Si aucune des autorités territoriales que nous avons contactées n’a voulu se prononcer sur la question, un début d’explication se trouve dans le changement qui vient de s’opérer à la tête de la wilaya de Casablanca-Settat. Ce chantier porte la griffe du nouveau wali, Mohamed Mhidia, qui a placé la lutte contre l’occupation du domaine public et la prolifération des bidonvilles, mais aussi la réhabilitation des habitats menaçant ruine parmi ses priorités. M. Mhidia avait déclaré solennellement en novembre dernier, lors d’une session extraordinaire du Conseil de la région de Casablanca-Settat, que la mise à niveau urbaine et la valorisation de l’espace de la ville seraient au cœur de son agenda. Entreprenant et engagé, le haut responsable semble déterminé à s’attaquer aux dossiers les plus épineux, quitte à remettre en cause des pratiques installées depuis fort longtemps.

Les responsables de la ville de Casablanca et ses habitants, qui voient plutôt d’un bon œil cette décision courageuse qui permettra le réaménagement et le développement d’un site à vocation touristique majeure, ne cachent pourtant pas leur inquiétude quant au sort qui sera réservé aux familles de Sidi Abderrahman.

Un réaménagement au détriment de l’humain ?

La fermeté dont font preuve les autorités dans cette affaire est, certes, souhaitable et même nécessaire. Leur approche étant dans la droite ligne des orientations du nouveau modèle de développement qui préconise d’améliorer le bien-être et le cadre de vie des citoyens. Mais qu’adviendra-t-il des familles qui ont passé toute leur vie dans cet endroit ? Leur cas doit être pris en considération, d’autant que le Maroc a choisi de renforcer les piliers de l’État de social qui ambitionne de ne laisser personne au bord du chemin. Des alternatives doivent être prévues. Autrement, on risque de créer ailleurs un nouveau foyer de précarité. Une approche inclusive s’impose.

Si pour le moment, on a encore du mal à identifier la partie qui doit prendre en charge les personnes qui seront expulsées – les différents départements concernés (Intérieur, Habitat, Habous...) se murent dans le silence, refusant de se prononcer sur la question –, les familles vivent l’enfer de l’attente et d’un avenir incertain.

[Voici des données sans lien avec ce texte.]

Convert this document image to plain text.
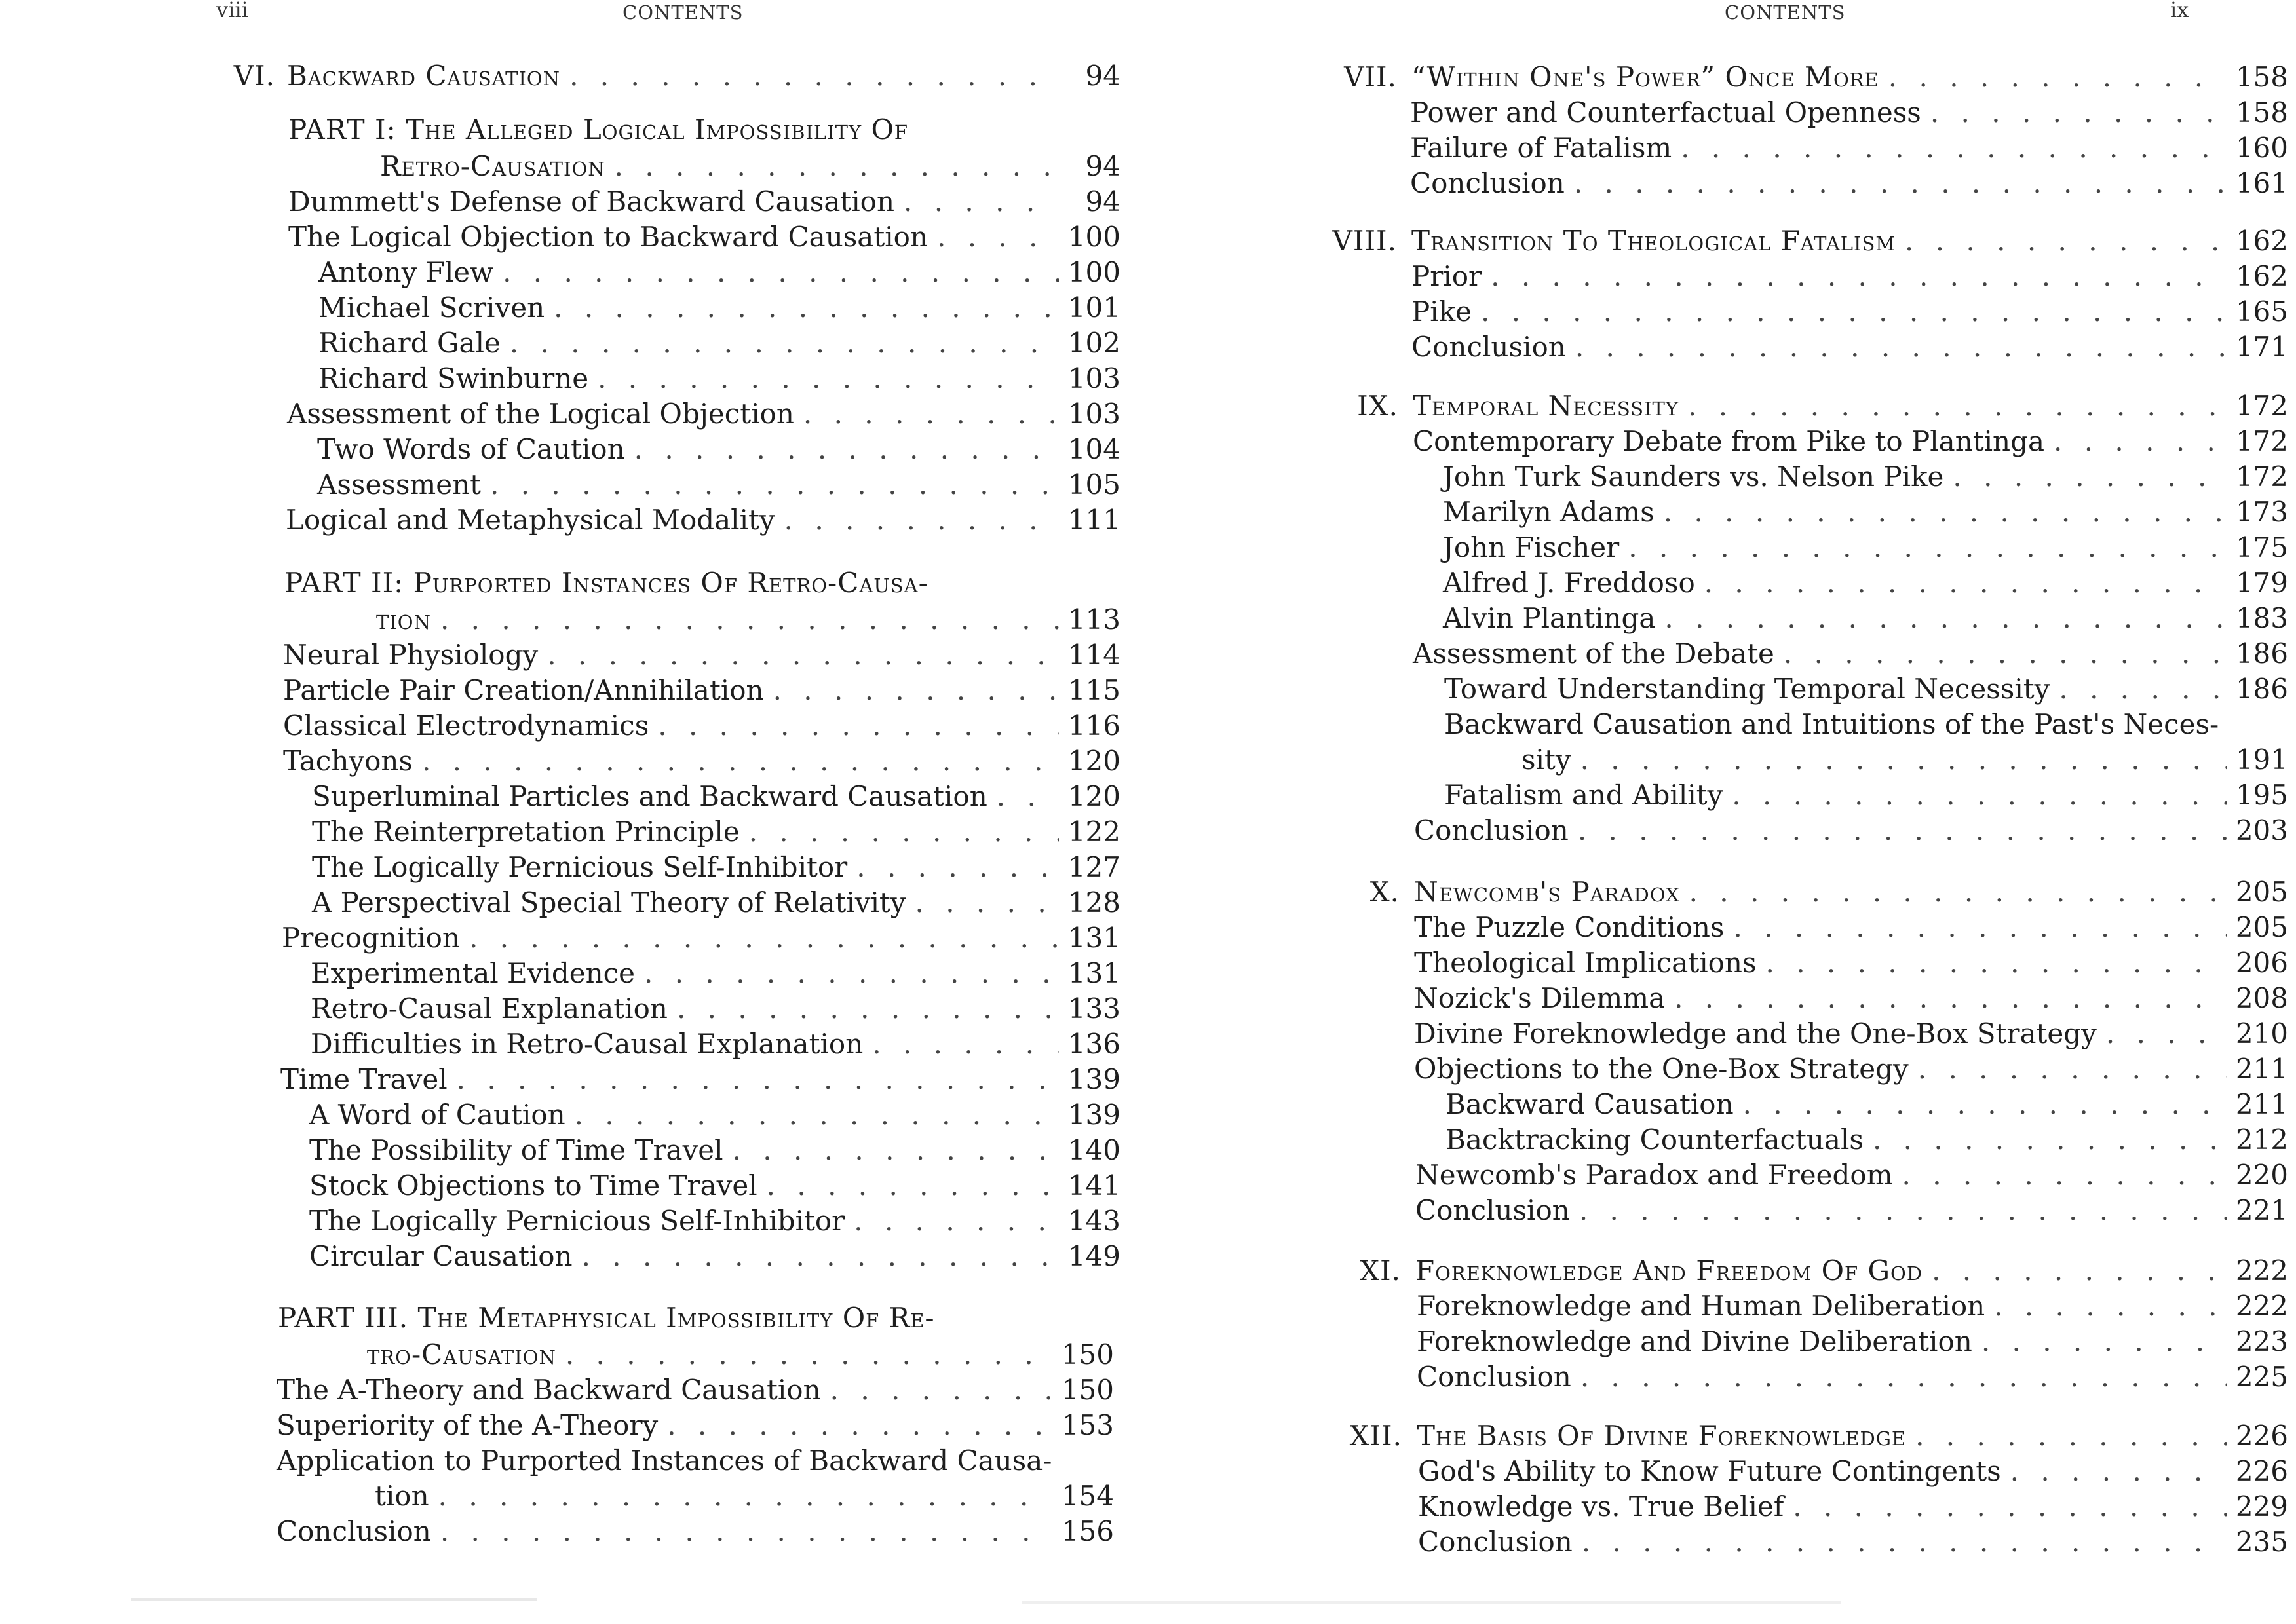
viii	CONTENTS
VI. Backward Causation . . .	94
PART I: The Alleged Logical Impossibility Of
Retro-Causation . . .	94
Dummett's Defense of Backward Causation . . .	94
The Logical Objection to Backward Causation . . .	100
Antony Flew . . .	100
Michael Scriven . . .	101
Richard Gale . . .	102
Richard Swinburne . . .	103
Assessment of the Logical Objection . . .	103
Two Words of Caution . . .	104
Assessment . . .	105
Logical and Metaphysical Modality . . .	111
PART II: Purported Instances Of Retro-Causa-
tion . . .	113
Neural Physiology . . .	114
Particle Pair Creation/Annihilation . . .	115
Classical Electrodynamics . . .	116
Tachyons . . .	120
Superluminal Particles and Backward Causation . . .	120
The Reinterpretation Principle . . .	122
The Logically Pernicious Self-Inhibitor . . .	127
A Perspectival Special Theory of Relativity . . .	128
Precognition . . .	131
Experimental Evidence . . .	131
Retro-Causal Explanation . . .	133
Difficulties in Retro-Causal Explanation . . .	136
Time Travel . . .	139
A Word of Caution . . .	139
The Possibility of Time Travel . . .	140
Stock Objections to Time Travel . . .	141
The Logically Pernicious Self-Inhibitor . . .	143
Circular Causation . . .	149
PART III. The Metaphysical Impossibility Of Re-
tro-Causation . . .	150
The A-Theory and Backward Causation . . .	150
Superiority of the A-Theory . . .	153
Application to Purported Instances of Backward Causa-
tion . . .	154
Conclusion . . .	156
CONTENTS	ix
VII. “Within One's Power” Once More . . .	158
Power and Counterfactual Openness . . .	158
Failure of Fatalism . . .	160
Conclusion . . .	161
VIII. Transition To Theological Fatalism . . .	162
Prior . . .	162
Pike . . .	165
Conclusion . . .	171
IX. Temporal Necessity . . .	172
Contemporary Debate from Pike to Plantinga . . .	172
John Turk Saunders vs. Nelson Pike . . .	172
Marilyn Adams . . .	173
John Fischer . . .	175
Alfred J. Freddoso . . .	179
Alvin Plantinga . . .	183
Assessment of the Debate . . .	186
Toward Understanding Temporal Necessity . . .	186
Backward Causation and Intuitions of the Past's Neces-
sity . . .	191
Fatalism and Ability . . .	195
Conclusion . . .	203
X. Newcomb's Paradox . . .	205
The Puzzle Conditions . . .	205
Theological Implications . . .	206
Nozick's Dilemma . . .	208
Divine Foreknowledge and the One-Box Strategy . . .	210
Objections to the One-Box Strategy . . .	211
Backward Causation . . .	211
Backtracking Counterfactuals . . .	212
Newcomb's Paradox and Freedom . . .	220
Conclusion . . .	221
XI. Foreknowledge And Freedom Of God . . .	222
Foreknowledge and Human Deliberation . . .	222
Foreknowledge and Divine Deliberation . . .	223
Conclusion . . .	225
XII. The Basis Of Divine Foreknowledge . . .	226
God's Ability to Know Future Contingents . . .	226
Knowledge vs. True Belief . . .	229
Conclusion . . .	235
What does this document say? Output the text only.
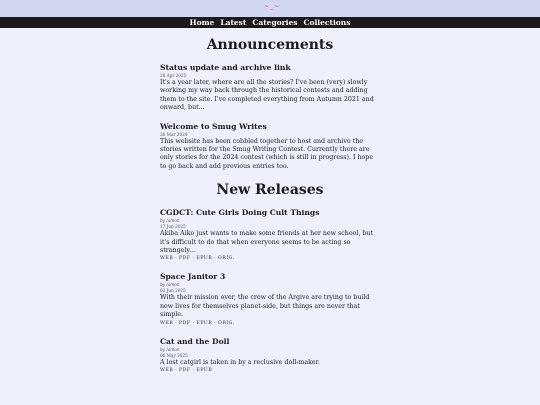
~_~
Home Latest Categories Collections
Announcements
Status update and archive link
28 Apr 2025

It's a year later, where are all the stories? I've been (very) slowly working my way back through the historical contests and adding them to the site. I've completed everything from Autumn 2021 and onward, but...

Welcome to Smug Writes
26 Mar 2024

This website has been cobbled together to host and archive the stories written for the Smug Writing Contest. Currently there are only stories for the 2024 contest (which is still in progress). I hope to go back and add previous entries too.

New Releases
CGDCT: Cute Girls Doing Cult Things
by /a/non
17 Jun 2025

Akiba Aiko just wants to make some friends at her new school, but it's difficult to do that when everyone seems to be acting so strangely...

WEB · PDF · EPUB · ORIG.
Space Janitor 3
by /a/non
02 Jun 2025

With their mission over, the crew of the Argive are trying to build new lives for themselves planet-side, but things are never that simple.

WEB · PDF · EPUB · ORIG.
Cat and the Doll
by /a/non
06 May 2025

A lost catgirl is taken in by a reclusive doll-maker.

WEB · PDF · EPUB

Le relogement paraît la solution la plus logique, on y a eu recours par le passé au profit des habitants des bidonvilles, mais pour le moment, cette option semble ne pas être à l’ordre du jour, d’après nos informations. De quoi nourrir le tourment des habitants, même si on sait que leurs activités n’inspirent pas la sympathie et encore moins la solidarité.